Malgré toute sa complexité, Millennia peut parfois être assez basique. Des fonctionnalités essentielles, telles que l’accélération du temps de jeu, manquent. Le menu de diplomatie offre peu d’options et est d’une simplicité décevante – en particulier avec les écrans de développement et les arbres technologiques légèrement trop compliqués. L’IA n’est pas particulièrement stupide, mais il ne faut pas non plus en attendre des miracles. Notamment en termes de mouvements de formations et de situations de combat, il rencontre parfois de sérieuses difficultés.

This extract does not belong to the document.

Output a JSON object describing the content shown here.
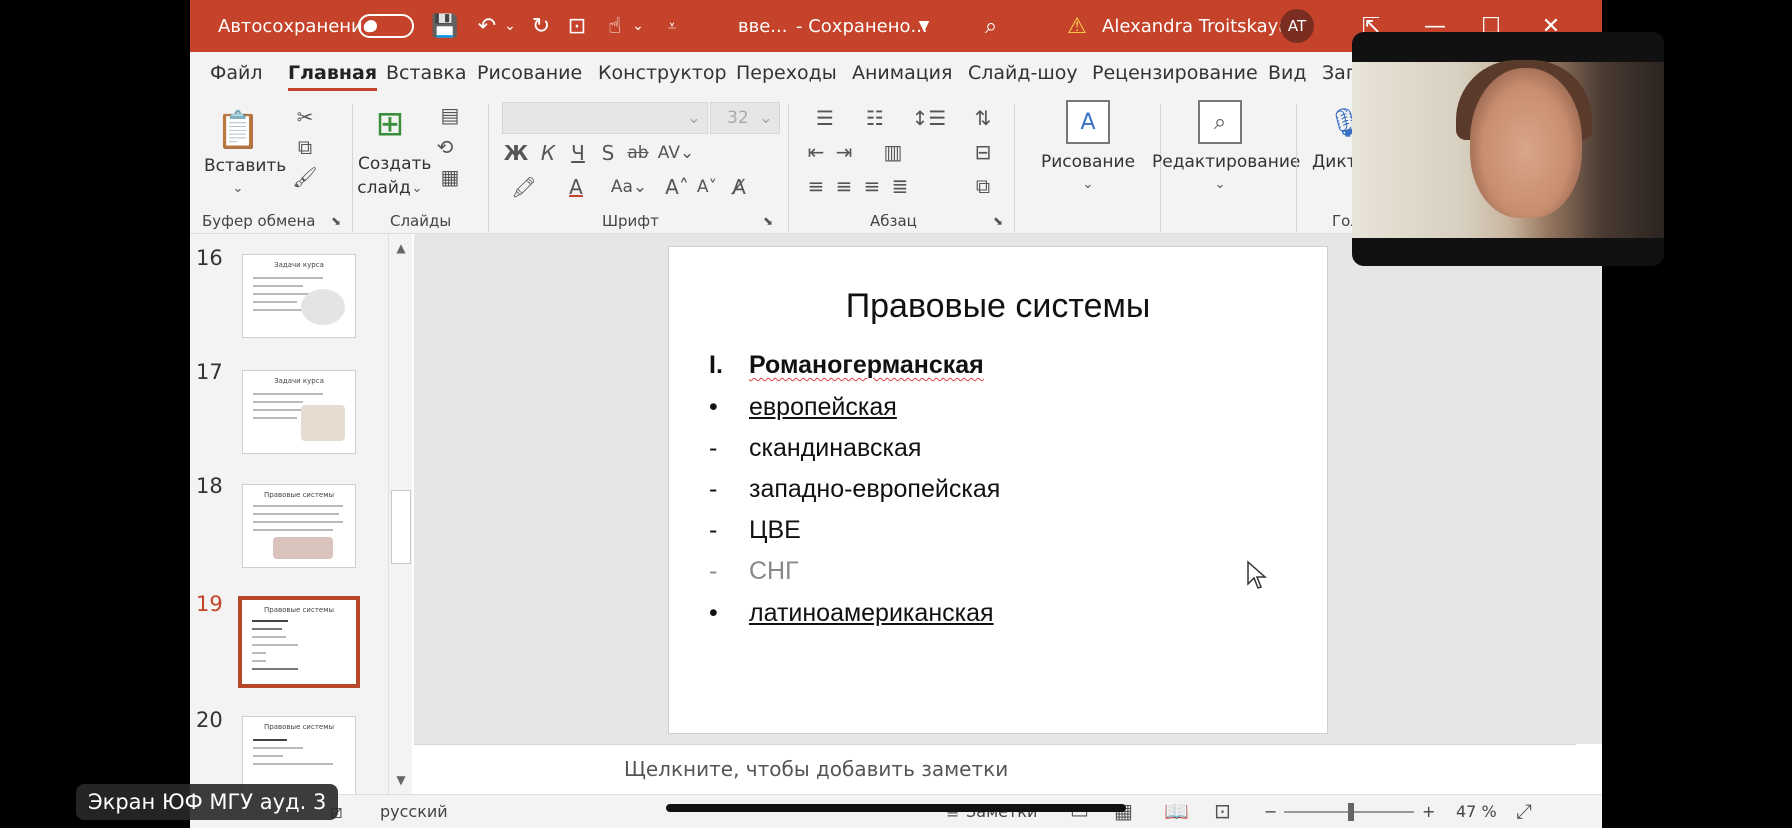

Millennia : pas de révolution, mais un bon jeu
Malgré tous mes commentaires critiques, je tiens à souligner que Millennia est un jeu agréable et bon. Un 4X TBS complexe, conséquent, (plus ou moins) équilibré, qui, s’il n’a pas révolutionné le genre, a apporté quelques innovations passionnantes et importantes. La construction de la nation, les régions et les mécanismes économiques présentent tous des éléments qui compléteraient un titre Civ. Mais là où le jeu saigne, c’est dans le système de combat et – surtout – dans sa mise en œuvre. Dans le meilleur des cas, des graphismes médiocres, des effets sonores et une musique inhabituels nuisent considérablement à la valeur d’un jeu par ailleurs exceptionnellement agréable. Malgré tout cela, je peux recommander Millennia aux fans du genre, surtout maintenant que l’éditeur le propose judicieusement un peu moins cher que les titres AAA…
-ROD-
Pro :
+ Nouvelles mécaniques ingénieuses
+ Gestion complexe des régions et de l’économie
+ Bonnes performances
Contre :
– Légers déséquilibres
– Système de combat pénible
– Visuels décevants et désuets
Éditeur : Paradox Interactive
Développeur : C Prompt Games
Genres : TBS/Grand strategy
Publication : 24 mars 2024
Millennia
Jouabilité - 7.5
Graphismes - 6
Histoire - 7.8
Musique/Sons - 6.5
Ambiance - 7.8
7.1
BON
Malgré tous ses défauts, Millennia est un jeu agréable et bon. C'est un TBS 4X complexe, substantiel, (plus ou moins) équilibré qui, s'il n'a pas révolutionné le genre, a apporté quelques innovations intéressantes et importantes. Là où le programme saigne encore, c'est dans le système de combat et, surtout, dans l'implémentation et les visuels.